So I’m at Target last night scanning the aisles for last-minute Halloween supplies. Of course they are all picked over as I knew they would be. I don’t shop much anymore and never immersed myself in this year’s spooky retail haven. Although thank you The Surfing Pizza for letting me live that voyeuristically through your kick-ass blog.
Sure there was a decent stock of Halloween-themed baking supplies on the shelves– skeleton cookie mix, monster cupcake kits, pumpkin-shaped molds for people who have the time and desire to make their own chocolate. I stood there for five minutes contemplating whether or not to bake a fun Halloween treat for the party I’m attending tonight. Then I decided I’d just make a cheese plate with the expensive block of Havarti in the fridge that my kid won’t eat. We began to head toward the produce section for grapes. Yes, don’t you love that Target (or Super Target as it is also known) has its own grocery store? A one-stop shop without the outrageously and questionably dressed patrons of Wal-Mart (I can’t believe spell check just told me I misspelled Wal-Mart. And that spell check knows Wal-Mart).

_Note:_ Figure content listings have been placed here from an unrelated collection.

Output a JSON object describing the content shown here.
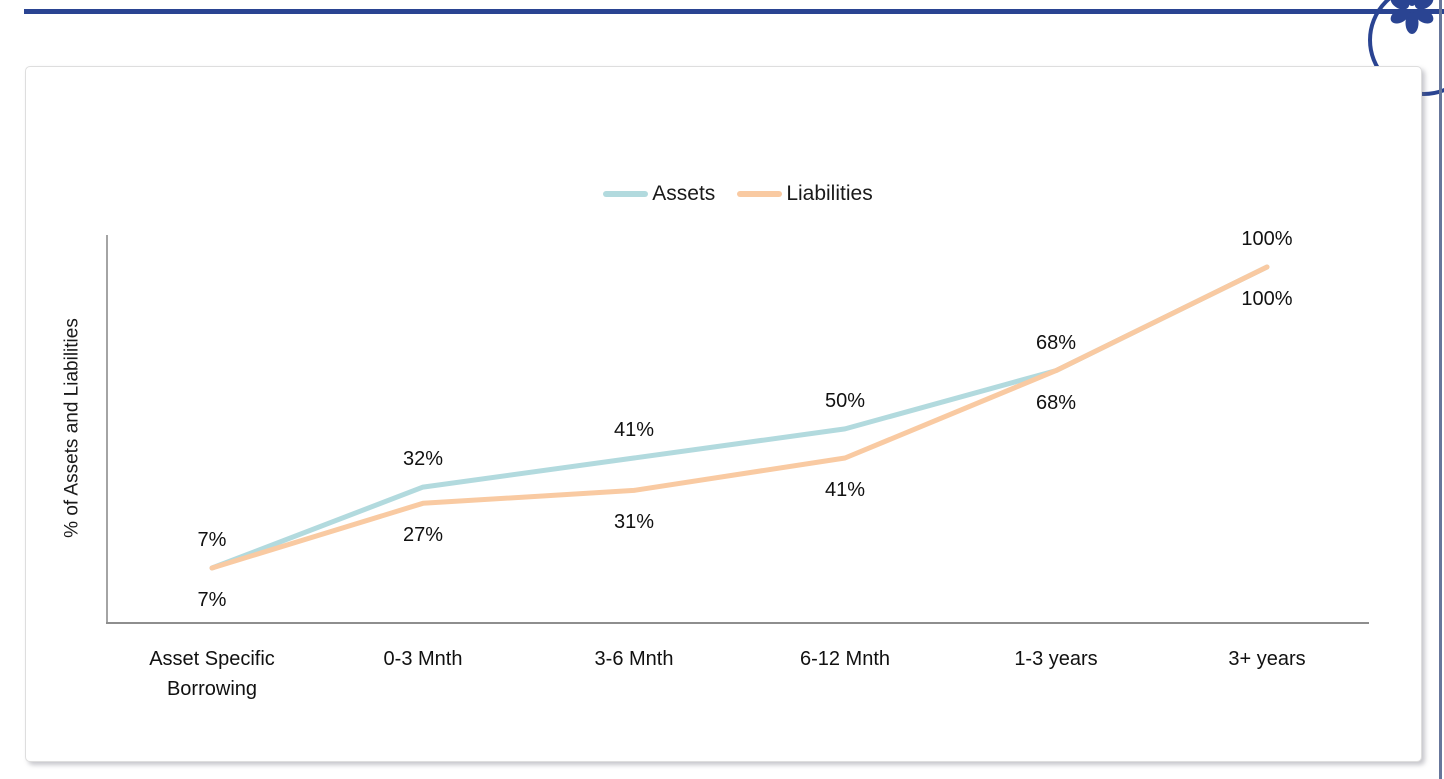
{
  "header": {
    "logo_icon": "flower-asterisk-icon",
    "rule_color": "#2a4492",
    "page_edge_color": "#67769b"
  },
  "chart_data": {
    "type": "line",
    "title": "",
    "ylabel": "% of Assets and Liabilities",
    "xlabel": "",
    "categories": [
      "Asset Specific Borrowing",
      "0-3 Mnth",
      "3-6 Mnth",
      "6-12 Mnth",
      "1-3 years",
      "3+ years"
    ],
    "series": [
      {
        "name": "Assets",
        "color": "#b2dade",
        "values": [
          7,
          32,
          41,
          50,
          68,
          100
        ],
        "point_labels": [
          "7%",
          "32%",
          "41%",
          "50%",
          "68%",
          "100%"
        ],
        "label_side": "above"
      },
      {
        "name": "Liabilities",
        "color": "#f9caa2",
        "values": [
          7,
          27,
          31,
          41,
          68,
          100
        ],
        "point_labels": [
          "7%",
          "27%",
          "31%",
          "41%",
          "68%",
          "100%"
        ],
        "label_side": "below"
      }
    ],
    "legend_position": "top-center",
    "grid": false,
    "axis_color": "#8e8e8e",
    "y_axis_range_implied": [
      -10,
      110
    ]
  }
}
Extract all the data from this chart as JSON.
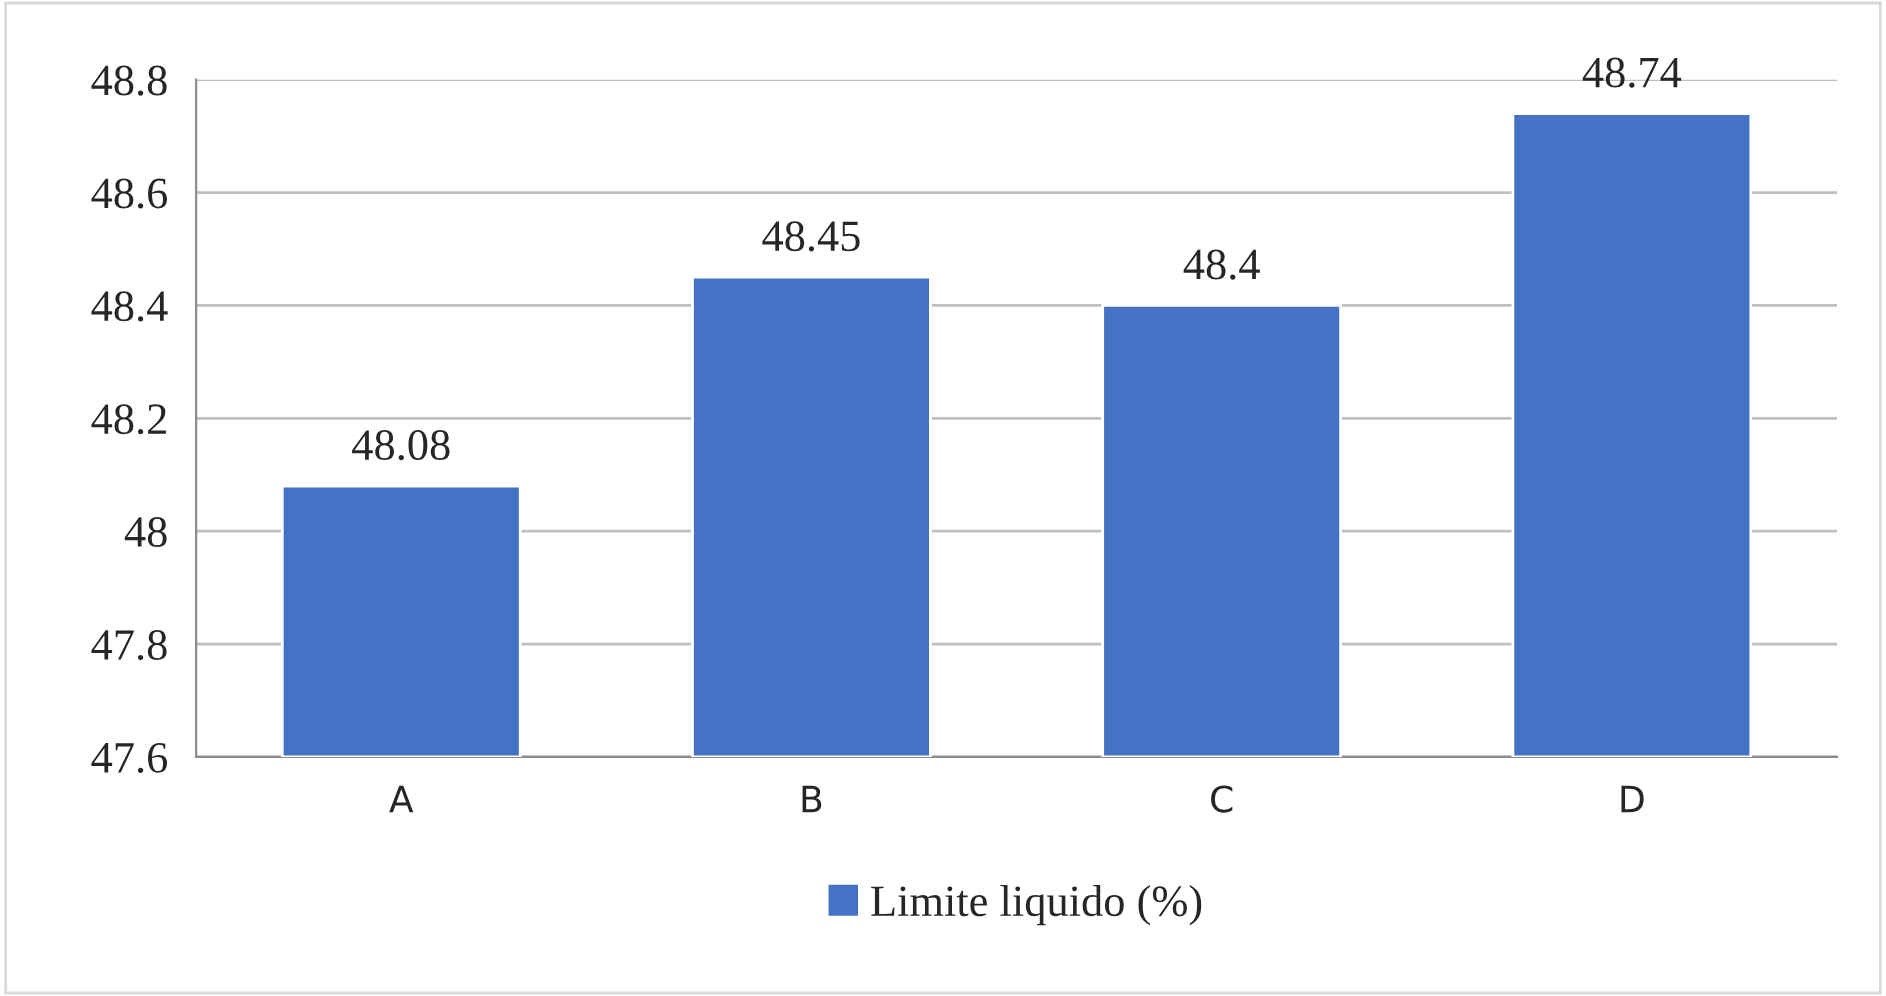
{
  "chart_data": {
    "type": "bar",
    "categories": [
      "A",
      "B",
      "C",
      "D"
    ],
    "series": [
      {
        "name": "Limite liquido (%)",
        "color": "#4472c4",
        "values": [
          48.08,
          48.45,
          48.4,
          48.74
        ]
      }
    ],
    "ylim": [
      47.6,
      48.8
    ],
    "yticks": [
      47.6,
      47.8,
      48,
      48.2,
      48.4,
      48.6,
      48.8
    ],
    "grid": "y",
    "legend": "bottom",
    "data_labels": true
  }
}
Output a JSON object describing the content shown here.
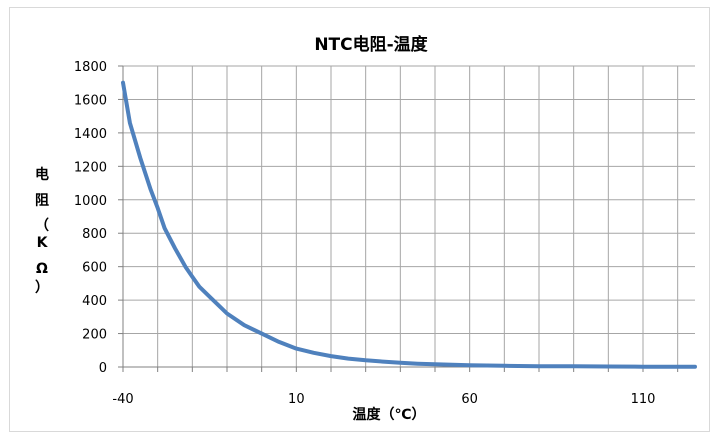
{
  "chart_data": {
    "type": "line",
    "title": "NTC电阻-温度",
    "xlabel": "温度（℃）",
    "ylabel_chars": [
      "电",
      "阻",
      "（",
      "K",
      "Ω",
      "）"
    ],
    "xlim": [
      -40,
      125
    ],
    "ylim": [
      0,
      1800
    ],
    "x_ticks": [
      -40,
      10,
      60,
      110
    ],
    "y_ticks": [
      0,
      200,
      400,
      600,
      800,
      1000,
      1200,
      1400,
      1600,
      1800
    ],
    "grid": true,
    "legend": "none",
    "series_color": "#4f81bd",
    "series": [
      {
        "x": [
          -40,
          -38,
          -35,
          -32,
          -30,
          -28,
          -25,
          -22,
          -20,
          -18,
          -15,
          -12,
          -10,
          -5,
          0,
          5,
          10,
          15,
          20,
          25,
          30,
          35,
          40,
          45,
          50,
          55,
          60,
          70,
          80,
          90,
          100,
          110,
          120,
          125
        ],
        "y": [
          1700,
          1460,
          1250,
          1060,
          950,
          830,
          710,
          600,
          540,
          480,
          420,
          360,
          320,
          250,
          200,
          150,
          110,
          85,
          65,
          50,
          40,
          32,
          25,
          20,
          16,
          13,
          10,
          7,
          5,
          4,
          3,
          2,
          1.5,
          1
        ]
      }
    ]
  }
}
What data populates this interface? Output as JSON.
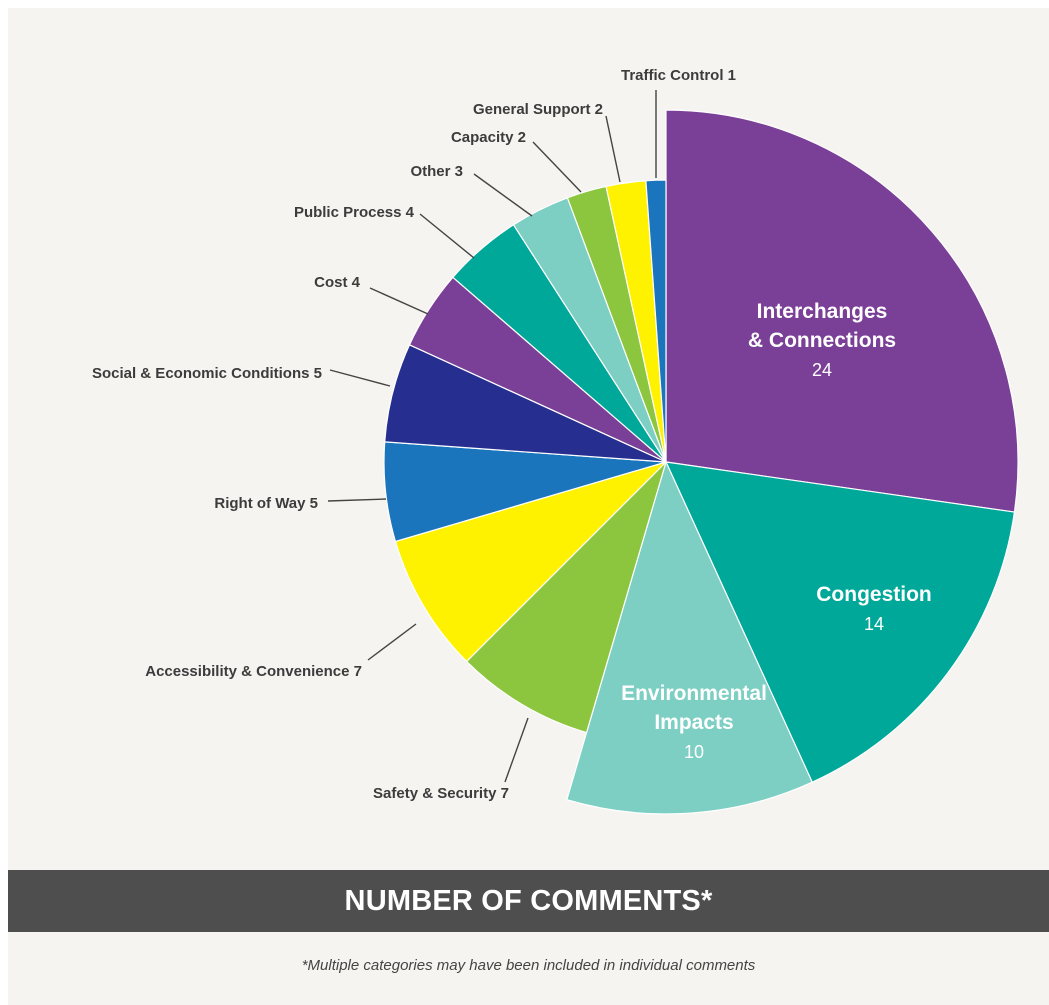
{
  "chart_data": {
    "type": "pie",
    "title": "NUMBER OF COMMENTS*",
    "footnote": "*Multiple categories may have been included in individual comments",
    "slices": [
      {
        "label": "Interchanges & Connections",
        "label_lines": [
          "Interchanges",
          "& Connections"
        ],
        "value": 24,
        "color": "#7a3f96",
        "exploded": true,
        "label_position": "inside"
      },
      {
        "label": "Congestion",
        "label_lines": [
          "Congestion"
        ],
        "value": 14,
        "color": "#00a89a",
        "exploded": true,
        "label_position": "inside"
      },
      {
        "label": "Environmental Impacts",
        "label_lines": [
          "Environmental",
          "Impacts"
        ],
        "value": 10,
        "color": "#7ccfc2",
        "exploded": true,
        "label_position": "inside"
      },
      {
        "label": "Safety & Security",
        "value": 7,
        "color": "#8cc63f",
        "label_position": "outside"
      },
      {
        "label": "Accessibility & Convenience",
        "value": 7,
        "color": "#fff200",
        "label_position": "outside"
      },
      {
        "label": "Right of Way",
        "value": 5,
        "color": "#1b75bc",
        "label_position": "outside"
      },
      {
        "label": "Social & Economic Conditions",
        "value": 5,
        "color": "#262f8f",
        "label_position": "outside"
      },
      {
        "label": "Cost",
        "value": 4,
        "color": "#7a3f96",
        "label_position": "outside"
      },
      {
        "label": "Public Process",
        "value": 4,
        "color": "#00a89a",
        "label_position": "outside"
      },
      {
        "label": "Other",
        "value": 3,
        "color": "#7ccfc2",
        "label_position": "outside"
      },
      {
        "label": "Capacity",
        "value": 2,
        "color": "#8cc63f",
        "label_position": "outside"
      },
      {
        "label": "General Support",
        "value": 2,
        "color": "#fff200",
        "label_position": "outside"
      },
      {
        "label": "Traffic Control",
        "value": 1,
        "color": "#1b75bc",
        "label_position": "outside"
      }
    ]
  }
}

But on the way to produce my son and I had to do a quick peek at the left-over decorations and costumes. Good thing is they were all on sale. Bad thing is they looked pitiful. The shelves were half-stocked with glittery, painted pumpkins and white, plastic spiders just hoping to be taken home. And half of the costumes were either on the floor or falling off the hanger. I did find one killer hat I had to purchase, even if I don’t wear it for the party or trick-r-treating. It was seriously the only one left and was on sale. And it makes me look like a chick Victorian vampire-lady. Whatever the hell that is. It doesn’t matter. It’s Halloween. You can make a hat and a t-shirt into any character you want.
As we neared the back of the store there was a grocery cart overflowing with Halloween decor and supplies I knew were facing their ultimate demise– the dusty warehouse or cheap Dollar Store. I felt sorry for them, knowing they didn’t even cut it for the season’s last-minute Halloween shoppers. And right behind them stacked in neat rows and standing full and proud and new were holiday lights and plastic Christmas wreaths. They were kind of laughing at the cart of forgotten fright. They were slowly creeping, those creepy Christmas thingies, towards the fun aisle that would be a plastic winter wonderland in days.
I love you Halloween, in all your kooky spookiness. You don’t prance around for months, steam-rolling over Thanksgiving and guilting us into buying presents we can’t really afford. You provide us a reason to dress up like Batman, a princess, a warrior, or a dude with a mullet. For one night (or many, depending on how many parties attended) we get to be someone else. And the kids, they get CANDY. No questions asked. Oh yeah, except for “Trick or treat?” And we get to steal from their bags. Or scare the shit out of them as they near the front porch. You make it OK to watch ridiculous horror flicks, dress in orange and black, and TP someone’s yard with Charmin.
The only thing I don’t like about you Halloween is that you don’t stay very long. You slink away into the morning after with your half-eaten Tootsie Rolls while we have to pick up the worn vampire ensemble off the floor and long for you until next year. And you leave your moans, screams, and howls echoing in the fog as irritating holiday music blasts on a short rotation out of every department store or gas station way way way too early.